Thursday, May 13, 2010

POPnews - May 13th

[Of all the things to be thrown onto pyres and consigned to oblivion by Savonarola and his cronies - from simple hair ribbons and cosmetics to priceless and irreplaceable works of art - the first and foremost, namely himself, was not; for daring to act in judgement against men (which by his own admission is ultimately the duty of God) his own bonfire would have to wait, but come it would, and it would make a very pretty flame indeed...]

1497 - Pope Alexander VI excommunicated Girolamo Savonarola; a critic of the decadent papacy, Savonarola's crusade extended to whatever elements of Renaissance culture he considered immoral, leading him to engage in book burnings, undertaking the so-called Bonfire of the Vanities, and the destruction of paintings containing pagan imagery by the likes of Botticelli and Michelangelo. Far be it from me to agree with a Pope - especially such a decadent and corrupt one - but Savonarola was more a tyrant than a culture warrior, and his comeuppance just short of one year later came several years too late to save the numerous treasures he'd destroyed.

1568 - At the Battle of Langside the forces of Mary, Queen of Scots (commanded by the Duke of Chatelherault) were defeated by a confederacy of Scottish Protestants under James Stewart, Earl of Moray, Regent of Scotland on behalf of Mary's infant son James VI and her half-brother.

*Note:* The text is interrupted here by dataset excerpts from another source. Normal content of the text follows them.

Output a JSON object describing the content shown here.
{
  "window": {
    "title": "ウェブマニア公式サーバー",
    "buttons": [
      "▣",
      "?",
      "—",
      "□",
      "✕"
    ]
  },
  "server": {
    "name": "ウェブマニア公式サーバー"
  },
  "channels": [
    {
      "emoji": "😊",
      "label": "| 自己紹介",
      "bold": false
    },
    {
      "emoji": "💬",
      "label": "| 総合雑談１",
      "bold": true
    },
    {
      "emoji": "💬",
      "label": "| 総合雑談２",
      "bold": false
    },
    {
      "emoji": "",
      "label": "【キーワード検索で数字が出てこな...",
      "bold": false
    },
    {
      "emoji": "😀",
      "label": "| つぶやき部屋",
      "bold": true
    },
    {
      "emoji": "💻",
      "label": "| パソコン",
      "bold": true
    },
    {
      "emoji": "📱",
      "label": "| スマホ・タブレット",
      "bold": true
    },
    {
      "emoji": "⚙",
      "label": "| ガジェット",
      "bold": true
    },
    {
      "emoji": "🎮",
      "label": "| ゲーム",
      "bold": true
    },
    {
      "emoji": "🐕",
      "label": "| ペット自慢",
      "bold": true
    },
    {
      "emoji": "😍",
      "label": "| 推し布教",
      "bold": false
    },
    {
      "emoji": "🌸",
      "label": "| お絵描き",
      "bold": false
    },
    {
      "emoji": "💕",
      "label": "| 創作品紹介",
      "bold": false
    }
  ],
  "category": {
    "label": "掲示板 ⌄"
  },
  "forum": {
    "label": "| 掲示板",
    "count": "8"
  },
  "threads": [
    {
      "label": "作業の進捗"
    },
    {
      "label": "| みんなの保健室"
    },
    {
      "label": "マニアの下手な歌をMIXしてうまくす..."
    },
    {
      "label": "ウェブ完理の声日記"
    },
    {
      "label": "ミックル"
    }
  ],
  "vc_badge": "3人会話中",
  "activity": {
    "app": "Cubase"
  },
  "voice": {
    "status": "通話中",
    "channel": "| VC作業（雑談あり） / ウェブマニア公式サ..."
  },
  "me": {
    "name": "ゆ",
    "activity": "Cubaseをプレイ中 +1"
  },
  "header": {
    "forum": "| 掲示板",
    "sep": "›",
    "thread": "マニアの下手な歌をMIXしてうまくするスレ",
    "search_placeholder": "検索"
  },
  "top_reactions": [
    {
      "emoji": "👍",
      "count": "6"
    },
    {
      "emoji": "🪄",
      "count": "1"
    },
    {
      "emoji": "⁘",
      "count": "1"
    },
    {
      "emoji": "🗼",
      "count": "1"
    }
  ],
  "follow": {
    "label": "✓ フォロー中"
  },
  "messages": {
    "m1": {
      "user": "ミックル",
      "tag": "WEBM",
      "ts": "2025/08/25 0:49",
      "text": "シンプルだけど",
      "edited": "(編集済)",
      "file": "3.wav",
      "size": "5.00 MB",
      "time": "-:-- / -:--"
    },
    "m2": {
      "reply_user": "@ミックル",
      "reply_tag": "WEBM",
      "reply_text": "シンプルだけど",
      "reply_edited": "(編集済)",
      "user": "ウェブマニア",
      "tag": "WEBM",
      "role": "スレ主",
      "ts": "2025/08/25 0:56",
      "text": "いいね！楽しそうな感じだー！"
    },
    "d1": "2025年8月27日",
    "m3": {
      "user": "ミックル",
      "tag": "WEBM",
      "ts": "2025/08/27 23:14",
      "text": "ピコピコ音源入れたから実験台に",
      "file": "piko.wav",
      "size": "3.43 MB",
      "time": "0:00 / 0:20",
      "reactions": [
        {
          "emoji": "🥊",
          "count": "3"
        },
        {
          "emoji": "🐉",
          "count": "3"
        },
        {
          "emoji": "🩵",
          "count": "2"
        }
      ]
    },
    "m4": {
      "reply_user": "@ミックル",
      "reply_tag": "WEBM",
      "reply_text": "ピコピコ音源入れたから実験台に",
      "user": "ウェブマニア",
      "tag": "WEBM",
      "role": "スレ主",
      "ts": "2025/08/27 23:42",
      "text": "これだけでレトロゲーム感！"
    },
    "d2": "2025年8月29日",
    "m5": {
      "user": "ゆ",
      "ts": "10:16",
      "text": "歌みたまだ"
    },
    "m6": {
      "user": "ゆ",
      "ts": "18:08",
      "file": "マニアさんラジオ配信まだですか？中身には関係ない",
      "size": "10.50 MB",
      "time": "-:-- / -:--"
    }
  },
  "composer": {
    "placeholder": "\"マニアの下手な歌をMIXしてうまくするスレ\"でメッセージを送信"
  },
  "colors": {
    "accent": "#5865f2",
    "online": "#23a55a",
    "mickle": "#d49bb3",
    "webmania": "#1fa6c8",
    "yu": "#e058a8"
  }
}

1619 - Dutch statesman Johan van Oldenbarnevelt was executed in The Hague after having been accused of treason for his support of William the Silent and efforts to liberate Holland from Spanish control.

1787 - Captain Arthur Phillip sailed from Portsmouth in command of the First Fleet, which was charged with establishing a penal colony in Australia with eleven ships full of convicts.

1846 - The Mexican-American War was declared by President James K. Polk with the approval of Congress, which was how they did it in those days.

1848 - Finland's national anthem, Maame - with music by Fredrik Pacius and lyrics by Finn Johan Ludvig Runeberg - was first performed.

1861 - The Great Comet of 1861 was discovered by John Tebbutt in Australia; it came so close to Earth the planet passed through its tail, obscuring the sun even in the daytime. It will next return in 2269.

1888 - With the passage of the Lei Áurea or 'Golden Law' Brazil unconditionally abolished slavery.

1909 - The first Giro d'Italia took place in Milan; Italian cyclist Luigi Ganna was the winner.

1912 - Britain's Royal Flying Corps - the forerunner of the Royal Air Force - was established.

1939 - The first commercial FM radio station in the United States was launched in Bloomfield, Connecticut; the station later became WDRC-FM.

1940 - As the German army crossed the Meuse River and the Battle of France began, Winston Churchill made his 'blood, toil, tears, and sweat' speech to the House of Commons. Meanwhile Queen Wilhelmina fled the Nazi invasion of Holland aboard the HMS Hereward to lead the Dutch government in exile from London while her daughter and heir Princess Juliana took her children (Princesses Beatrix and Irene) to live in Ottawa for their safety.

1948 - The Kfar Etzion massacre was committed by Arab infantry, the day before the state of Israel issued its Declaration of Independence and the 1948 Arab-Israeli War began.

1952 - The Rajya Sabha - the upper house of the Parliament of India - held its first sitting.

1954 - The Anti-National Service Riots in Singapore were led by Chinese students between the ages of 18 and 20 who were unwilling to be drafted into compulsory military service.

1967 - Dr. Zakir Hussain became 3rd President of India, and the first Muslim President of Indian Union.

1969 - A series of race riots broke out in Kuala Lumpur which later came to be known as the May 13 Incident.

1985 - Police in Philadelphia stormed the headquarters of an African-American anti-technology organization called MOVE in order to end a stand-off, killing 11 MOVE members in the process; during the raid police also dropped a bomb from a helicopter, destroying the homes of 250 city residents in the process.

2000 - In the Dutch city of Enschede, a fireworks factory exploded, killing 22 people, wounding 950, and resulting in approximately €450 million in damage.